In discussione, man mano che le tecniche si fanno più complesse, insinuandosi nei nostri collegamenti neurali, è la potenza della riproduzione della nostra mente. Come scrive Federico Cabitza, docente alla Bicocca di Milano, riguardo all’interazione uomo-macchina, in Intelligenza artificiale: l’uso delle nuove macchine, pubblicato insieme a Luciano Floridi, “queste tecnologie, infatti, operano e muovono effettivamente cose immateriali, rappresentazioni di segni e quindi idee; ma ciò che fanno rende possibile l’estrazione, la lavorazione e il movimento di materia, ci permettono di contare, ordinare e disporre gli oggetti, gli uomini e le loro azioni”. E citando un padre della cibernetica come Wiener, conclude che “queste tecnologie rendono più efficiente lo sfruttamento degli esseri umani da parte di altri esseri umani”.

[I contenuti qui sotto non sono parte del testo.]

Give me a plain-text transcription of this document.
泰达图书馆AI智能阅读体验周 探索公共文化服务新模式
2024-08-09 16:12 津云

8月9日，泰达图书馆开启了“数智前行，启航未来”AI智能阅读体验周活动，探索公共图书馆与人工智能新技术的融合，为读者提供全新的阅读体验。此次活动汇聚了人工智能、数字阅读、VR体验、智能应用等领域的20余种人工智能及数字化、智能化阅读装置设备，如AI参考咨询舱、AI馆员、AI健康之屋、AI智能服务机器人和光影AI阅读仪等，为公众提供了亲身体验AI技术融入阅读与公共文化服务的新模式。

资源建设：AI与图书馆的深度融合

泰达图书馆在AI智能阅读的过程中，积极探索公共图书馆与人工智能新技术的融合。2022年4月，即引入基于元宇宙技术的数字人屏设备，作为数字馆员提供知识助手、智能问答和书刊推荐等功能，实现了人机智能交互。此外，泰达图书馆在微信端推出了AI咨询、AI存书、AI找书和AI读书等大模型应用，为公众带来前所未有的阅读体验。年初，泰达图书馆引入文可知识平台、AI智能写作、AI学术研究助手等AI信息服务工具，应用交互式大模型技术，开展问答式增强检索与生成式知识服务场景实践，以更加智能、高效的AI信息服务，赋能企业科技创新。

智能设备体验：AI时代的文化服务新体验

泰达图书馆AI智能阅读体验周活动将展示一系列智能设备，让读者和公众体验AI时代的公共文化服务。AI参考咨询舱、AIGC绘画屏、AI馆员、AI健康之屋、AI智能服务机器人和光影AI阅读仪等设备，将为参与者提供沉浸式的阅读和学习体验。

Non si può più perdere tempo a fare gli esamini a ChatGPT, o a soppesare la funzionalità di Bard. Dobbiamo mettere in campo una nuova cultura delle relazioni sociali che inquadri come materia negoziale la struttura e il corredo etico di questi meccanismi immateriali, perché, come scrive Floridi nel testo citato, “l’intelligenza artificiale è un’agency e non un intelligence”: per cui basta perdere tempo chiedendosi se pensa come noi, cerchiamo piuttosto di costruire procedure rispetto al fatto che sa fare cose che l’uomo non riesce a fare in quel modo e con quella velocità.
Dunque, parlando ora al mondo del lavoro e alle componenti professionali dei grandi comparti investiti da questo dominio – l’informazione, la sanità, la governance territoriale –, dobbiamo aprire una nuova stagione che adegui la tradizione di critica sociale al determinismo tecnologico, con l’ambizione di riprogrammare e reindirizzare una potenza che libera socialmente grandi masse dall’oppressione della fatica e della subalternità, assicurando un controllo sociale sull’intero ciclo di produzione di queste forme artificiali, a partire dalla ricerca. Una stagione in cui il pensiero sia il terreno di confronto e conflitto non fra umani e macchine, ma fra i pochi gruppi di calcolanti e le moltitudini di calcolati.